The LORD will judge the ends of the earth;
he will give strength to his king
and exalt the horn of his anointed (Hebrew Messiah).”
--1 Sam. 2:10
God’s unfulfilled work is a matter of grave concern for her. She waits for the king that God has promised for his people through Moses the prophet.
Mary’s Magnificat: A Celebration of the Promised King
Mary models her song of praise on Hannah’s prayer. The Magnificat mirrors the three parts in Hannah’ psalm, with an opening personal testimony of declarative praise for what God has done for her, a short middle section of descriptive praise, and a concluding section. Mary begins with praise for what God has done for her.
“My soul magnifies the Lord,
and my spirit rejoices in God my Savior,
for he has looked on the humble estate of his servant.
For behold, from now on all generations will call me blessed;
for he has done great things for me…”
She continues with a brief section of descriptive praise, like that in Hannah’s psalm.
“…and holy is his name.
And his mercy is for those who fear him
from generation to generation.”
These two parts reflect the “right now” portions of Hannah’s psalm.
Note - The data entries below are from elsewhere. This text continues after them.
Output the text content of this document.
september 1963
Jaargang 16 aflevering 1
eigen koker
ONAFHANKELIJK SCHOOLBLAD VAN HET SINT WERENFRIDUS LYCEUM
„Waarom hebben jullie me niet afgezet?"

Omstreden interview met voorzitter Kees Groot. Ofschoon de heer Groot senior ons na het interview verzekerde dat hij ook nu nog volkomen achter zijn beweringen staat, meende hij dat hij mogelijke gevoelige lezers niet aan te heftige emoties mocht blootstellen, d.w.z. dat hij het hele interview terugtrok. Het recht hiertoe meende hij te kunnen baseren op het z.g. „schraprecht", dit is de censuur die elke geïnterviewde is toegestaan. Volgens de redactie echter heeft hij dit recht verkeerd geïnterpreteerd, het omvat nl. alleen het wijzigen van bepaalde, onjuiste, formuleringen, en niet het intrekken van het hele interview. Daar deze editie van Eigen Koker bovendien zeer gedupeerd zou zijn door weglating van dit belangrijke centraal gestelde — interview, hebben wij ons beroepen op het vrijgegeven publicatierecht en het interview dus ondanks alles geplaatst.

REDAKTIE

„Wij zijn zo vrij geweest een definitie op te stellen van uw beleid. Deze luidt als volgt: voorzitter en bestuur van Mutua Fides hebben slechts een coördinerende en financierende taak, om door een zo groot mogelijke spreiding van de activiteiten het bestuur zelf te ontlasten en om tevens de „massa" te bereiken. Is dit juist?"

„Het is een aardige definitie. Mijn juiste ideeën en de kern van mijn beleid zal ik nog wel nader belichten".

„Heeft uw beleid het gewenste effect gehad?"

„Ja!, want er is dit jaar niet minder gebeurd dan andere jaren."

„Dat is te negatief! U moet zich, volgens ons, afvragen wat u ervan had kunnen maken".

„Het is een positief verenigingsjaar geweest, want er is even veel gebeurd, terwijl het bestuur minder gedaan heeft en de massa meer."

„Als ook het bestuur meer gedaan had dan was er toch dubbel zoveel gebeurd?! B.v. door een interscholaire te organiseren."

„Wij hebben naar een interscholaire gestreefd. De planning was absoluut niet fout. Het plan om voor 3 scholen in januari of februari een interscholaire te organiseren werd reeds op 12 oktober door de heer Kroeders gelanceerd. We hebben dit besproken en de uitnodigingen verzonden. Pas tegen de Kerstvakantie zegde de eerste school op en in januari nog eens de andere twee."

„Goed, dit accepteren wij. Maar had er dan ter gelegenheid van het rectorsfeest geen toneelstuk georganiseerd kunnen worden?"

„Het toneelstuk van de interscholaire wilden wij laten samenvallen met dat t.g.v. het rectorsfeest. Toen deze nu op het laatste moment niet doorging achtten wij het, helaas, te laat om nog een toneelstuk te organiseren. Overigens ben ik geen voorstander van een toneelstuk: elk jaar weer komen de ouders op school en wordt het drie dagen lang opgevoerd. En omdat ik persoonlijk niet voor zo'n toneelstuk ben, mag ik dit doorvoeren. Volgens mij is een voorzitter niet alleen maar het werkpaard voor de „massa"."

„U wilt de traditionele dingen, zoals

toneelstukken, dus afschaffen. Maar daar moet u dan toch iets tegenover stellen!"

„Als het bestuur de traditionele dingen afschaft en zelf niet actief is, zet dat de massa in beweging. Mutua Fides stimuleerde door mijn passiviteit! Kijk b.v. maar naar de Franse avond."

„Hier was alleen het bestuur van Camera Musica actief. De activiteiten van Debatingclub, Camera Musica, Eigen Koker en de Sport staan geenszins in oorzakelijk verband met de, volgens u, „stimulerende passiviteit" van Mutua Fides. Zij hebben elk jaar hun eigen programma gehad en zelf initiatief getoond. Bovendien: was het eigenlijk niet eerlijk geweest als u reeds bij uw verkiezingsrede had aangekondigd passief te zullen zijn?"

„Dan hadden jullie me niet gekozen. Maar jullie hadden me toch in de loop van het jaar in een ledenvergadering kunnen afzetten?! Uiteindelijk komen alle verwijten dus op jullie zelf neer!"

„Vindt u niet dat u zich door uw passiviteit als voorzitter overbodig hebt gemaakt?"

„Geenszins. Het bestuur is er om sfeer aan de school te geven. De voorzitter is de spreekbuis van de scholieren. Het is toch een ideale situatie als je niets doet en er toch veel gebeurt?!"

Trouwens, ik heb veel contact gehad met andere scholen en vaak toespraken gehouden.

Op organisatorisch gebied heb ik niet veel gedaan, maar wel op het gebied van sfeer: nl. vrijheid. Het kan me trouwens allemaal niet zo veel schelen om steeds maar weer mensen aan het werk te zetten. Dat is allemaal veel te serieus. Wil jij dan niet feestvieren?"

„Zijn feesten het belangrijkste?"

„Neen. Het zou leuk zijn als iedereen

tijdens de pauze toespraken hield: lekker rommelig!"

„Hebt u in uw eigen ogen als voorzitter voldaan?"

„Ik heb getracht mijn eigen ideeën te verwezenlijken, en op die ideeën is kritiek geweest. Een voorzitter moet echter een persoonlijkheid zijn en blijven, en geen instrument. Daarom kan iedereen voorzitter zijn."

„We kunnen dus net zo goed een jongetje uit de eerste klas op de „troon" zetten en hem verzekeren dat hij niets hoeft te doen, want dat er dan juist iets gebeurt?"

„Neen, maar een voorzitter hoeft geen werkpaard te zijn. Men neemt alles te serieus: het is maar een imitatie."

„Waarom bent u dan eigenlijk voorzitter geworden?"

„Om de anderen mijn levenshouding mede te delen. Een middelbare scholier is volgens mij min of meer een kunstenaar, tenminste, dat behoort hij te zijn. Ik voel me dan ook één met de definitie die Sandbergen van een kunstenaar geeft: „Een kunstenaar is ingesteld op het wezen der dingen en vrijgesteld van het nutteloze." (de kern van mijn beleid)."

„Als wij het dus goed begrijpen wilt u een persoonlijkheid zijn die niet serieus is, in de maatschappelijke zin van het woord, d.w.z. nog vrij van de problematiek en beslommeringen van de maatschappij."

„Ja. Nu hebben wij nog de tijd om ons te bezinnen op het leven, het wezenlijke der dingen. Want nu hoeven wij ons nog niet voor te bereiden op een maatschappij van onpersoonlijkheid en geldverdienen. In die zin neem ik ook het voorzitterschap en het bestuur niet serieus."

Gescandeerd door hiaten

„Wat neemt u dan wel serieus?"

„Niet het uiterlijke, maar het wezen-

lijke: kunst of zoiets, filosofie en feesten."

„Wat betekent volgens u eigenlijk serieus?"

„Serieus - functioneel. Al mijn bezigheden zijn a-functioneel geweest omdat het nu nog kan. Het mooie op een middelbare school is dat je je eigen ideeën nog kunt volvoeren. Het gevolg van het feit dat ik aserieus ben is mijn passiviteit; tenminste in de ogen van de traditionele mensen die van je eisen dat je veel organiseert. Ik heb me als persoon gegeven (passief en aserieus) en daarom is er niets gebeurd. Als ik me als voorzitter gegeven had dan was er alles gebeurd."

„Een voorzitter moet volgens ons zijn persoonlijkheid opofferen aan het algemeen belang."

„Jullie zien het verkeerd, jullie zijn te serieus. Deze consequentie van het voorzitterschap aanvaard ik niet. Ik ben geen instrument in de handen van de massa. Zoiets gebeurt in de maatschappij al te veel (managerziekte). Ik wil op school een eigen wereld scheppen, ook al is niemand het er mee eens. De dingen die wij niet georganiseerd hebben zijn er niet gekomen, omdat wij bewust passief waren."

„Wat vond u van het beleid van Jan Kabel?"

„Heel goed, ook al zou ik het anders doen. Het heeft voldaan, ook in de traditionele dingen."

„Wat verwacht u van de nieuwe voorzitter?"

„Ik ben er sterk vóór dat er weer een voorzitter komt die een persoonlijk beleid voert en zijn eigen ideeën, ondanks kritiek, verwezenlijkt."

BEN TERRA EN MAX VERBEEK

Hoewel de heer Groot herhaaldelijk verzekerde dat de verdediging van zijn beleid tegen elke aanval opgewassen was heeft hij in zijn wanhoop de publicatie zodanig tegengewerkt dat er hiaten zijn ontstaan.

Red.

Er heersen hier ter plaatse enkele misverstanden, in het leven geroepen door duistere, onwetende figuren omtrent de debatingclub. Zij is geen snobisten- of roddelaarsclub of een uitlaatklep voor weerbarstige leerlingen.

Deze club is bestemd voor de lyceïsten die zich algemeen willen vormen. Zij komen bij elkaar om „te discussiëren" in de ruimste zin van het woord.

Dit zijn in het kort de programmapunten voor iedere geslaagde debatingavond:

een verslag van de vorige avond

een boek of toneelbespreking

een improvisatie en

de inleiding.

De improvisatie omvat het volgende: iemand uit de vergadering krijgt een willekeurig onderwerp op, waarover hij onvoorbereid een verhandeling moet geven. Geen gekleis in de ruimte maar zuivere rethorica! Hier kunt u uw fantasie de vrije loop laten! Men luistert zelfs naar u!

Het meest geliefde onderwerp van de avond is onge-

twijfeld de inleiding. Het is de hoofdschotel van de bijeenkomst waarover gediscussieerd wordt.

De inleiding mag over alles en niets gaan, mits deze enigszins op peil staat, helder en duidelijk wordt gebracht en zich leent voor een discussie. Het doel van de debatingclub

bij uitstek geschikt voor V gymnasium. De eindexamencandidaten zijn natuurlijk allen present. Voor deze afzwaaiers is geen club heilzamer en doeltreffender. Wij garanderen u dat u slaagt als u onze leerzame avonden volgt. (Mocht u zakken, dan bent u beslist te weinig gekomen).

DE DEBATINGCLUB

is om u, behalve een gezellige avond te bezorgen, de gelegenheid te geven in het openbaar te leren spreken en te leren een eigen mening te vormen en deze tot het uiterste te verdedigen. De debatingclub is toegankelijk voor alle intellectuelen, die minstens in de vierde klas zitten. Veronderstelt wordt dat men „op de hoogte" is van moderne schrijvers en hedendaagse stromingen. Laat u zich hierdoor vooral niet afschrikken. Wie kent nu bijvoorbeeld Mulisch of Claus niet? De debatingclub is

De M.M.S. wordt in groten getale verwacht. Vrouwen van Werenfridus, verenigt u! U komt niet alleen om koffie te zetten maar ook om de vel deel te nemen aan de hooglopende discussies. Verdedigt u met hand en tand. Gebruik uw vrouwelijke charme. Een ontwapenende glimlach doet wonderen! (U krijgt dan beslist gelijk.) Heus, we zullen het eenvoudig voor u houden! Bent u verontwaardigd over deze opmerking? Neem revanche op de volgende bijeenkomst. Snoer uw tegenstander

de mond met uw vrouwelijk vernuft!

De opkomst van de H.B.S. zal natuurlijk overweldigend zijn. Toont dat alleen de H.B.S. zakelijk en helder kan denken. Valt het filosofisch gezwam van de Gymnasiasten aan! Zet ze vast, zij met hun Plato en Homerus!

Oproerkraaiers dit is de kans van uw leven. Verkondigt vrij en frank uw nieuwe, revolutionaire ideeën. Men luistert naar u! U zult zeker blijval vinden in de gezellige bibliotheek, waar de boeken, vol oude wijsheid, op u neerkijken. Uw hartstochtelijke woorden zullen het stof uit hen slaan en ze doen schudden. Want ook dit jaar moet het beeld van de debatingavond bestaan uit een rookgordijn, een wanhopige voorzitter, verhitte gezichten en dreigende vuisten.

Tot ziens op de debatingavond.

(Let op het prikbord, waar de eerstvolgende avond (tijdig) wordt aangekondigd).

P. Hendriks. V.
But when Mary comes to what was for Hannah the “not yet” section of the older psalm, she recognizes that God intends to complete the centuries-old promises from Moses regarding the coming King. Mary speaks of Hannah’s “not yet” promises as having been fulfilled.
He has shown strength with his arm;
he has scattered the proud in the thoughts of their hearts;
he has brought down the mighty from their thrones
and exalted those of humble estate;
he has filled the hungry with good things,
and the rich he has sent away empty.”
--Luke 1:51-53 emphasis added
Even before his birth, Jesus was the King of Redemption for whom God’s faithful throughout the Old Testament had waited.